30./31.05. – Neustrelitz

19.06.2003, 12:29, Text: Christian Steinbrink, Christian Steinbrink

Man kennt das ja: Festivals, öhm, na ja – kommt die Band XY nicht auch im Herbst auf eine Clubtour? Dann können wir ja dahingehen. Aber zum Immergut gehe ich. Klarer Fall. So denken dermaßen viele, dass jedes Jahr schon einige Wochen vorher Menschen mit Tränen in den Augenwinkeln vom Vorverkaufsschalter zurückkehren. Denn das Immergut ist DAS Festival, das sich als nahezu Einziges in erster Linie “melodiöser Rockmusik” verschrieben hat. Ohne mit einer möglichst großen Anzahl an Monster-Headlinern zu glänzen. Stattdessen könnte das Zauberwort Homogenität heißen. Wahlweise auch Nostalgie. Denn auch dieses Jahr hatten ein paar Acts auf dem Immergut ihren großen Auftritt, die sich in den letzten Jahren um das Genre “Indierock” in Deutschland verdient gemacht haben und trotzdem ihre meisten Gigs mit durchschnittlich 100 Zuschauern bestreiten mussten.

Gefeiert wurden die überfüllten Zeltbühnen-Auftritte von Tilman Rossmy und Superpunk, wie es letztes Jahr mit Bernd Begemann und Samba geschah. Man gönnt es ihnen.

Daneben absolvierten natürlich auch einige junge heimische Bands ihr Immergut-Debüt. Von denen kamen neben The Robocop Kraus auch Sport und die Les Garçons sehr gut weg, und das, obwohl die beiden die undankbare Aufgabe des Openers ausfüllen mussten. Ansonsten wurde um die Headliner Console und Therapy? ein Line-up aufgebaut, das durchaus von sich behaupten kann, all die Facetten von Rock in gut zu featuren. Schön auch, dass gerade mit diesen Headlinern relativ genrefremde Acts eingebaut wurden.

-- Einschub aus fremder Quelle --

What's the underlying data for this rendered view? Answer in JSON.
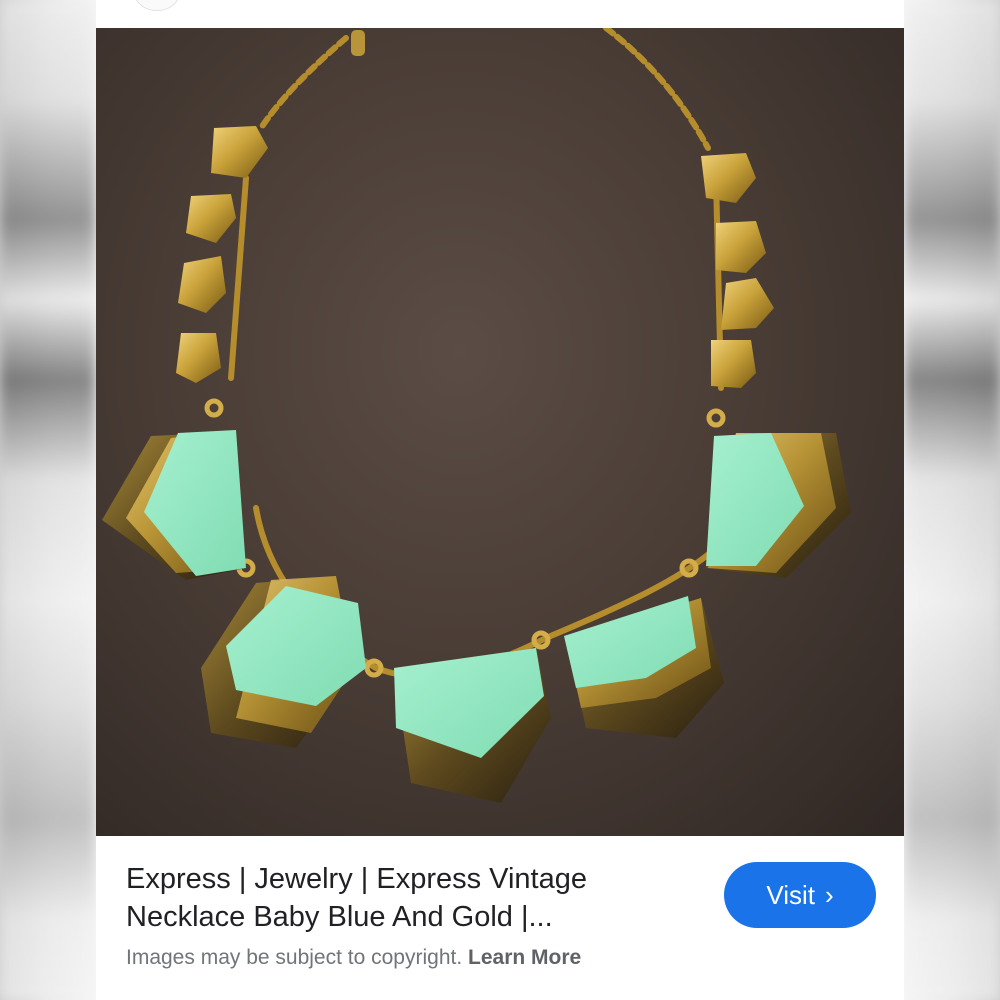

Denn während Consoles Fanbase doch noch eine recht große Schnittmenge mit dem gemeinen Indiefan aufweist, wurde Therapy?s Auftritt im Vorfeld hart diskutiert, letztendlich vom Großteil der Besucher aber als erfrischende Abwechslung empfunden. Wer kann auch schon zu “Nowhere” oder “Screamager” nein sagen? Das lenkte dann auch von den teilweise recht widrigen äußeren Bedingungen, die dieses Festival begleiteten, ab: too hot, dust in the wind und Mücken, die selbst hartgesottenen Burschen vom Lande sehr schlimm zu schaffen machten. Und, ganz nebenbei, Intro hatte dieses Jahr auch ein ganz romantisches Erlebnis: sternenklare Nacht, Lagerfeuer und Würstchen am Stock. Alle gemeinsam, und niemand sonst da. Das geht nur hier. Beim Immergut.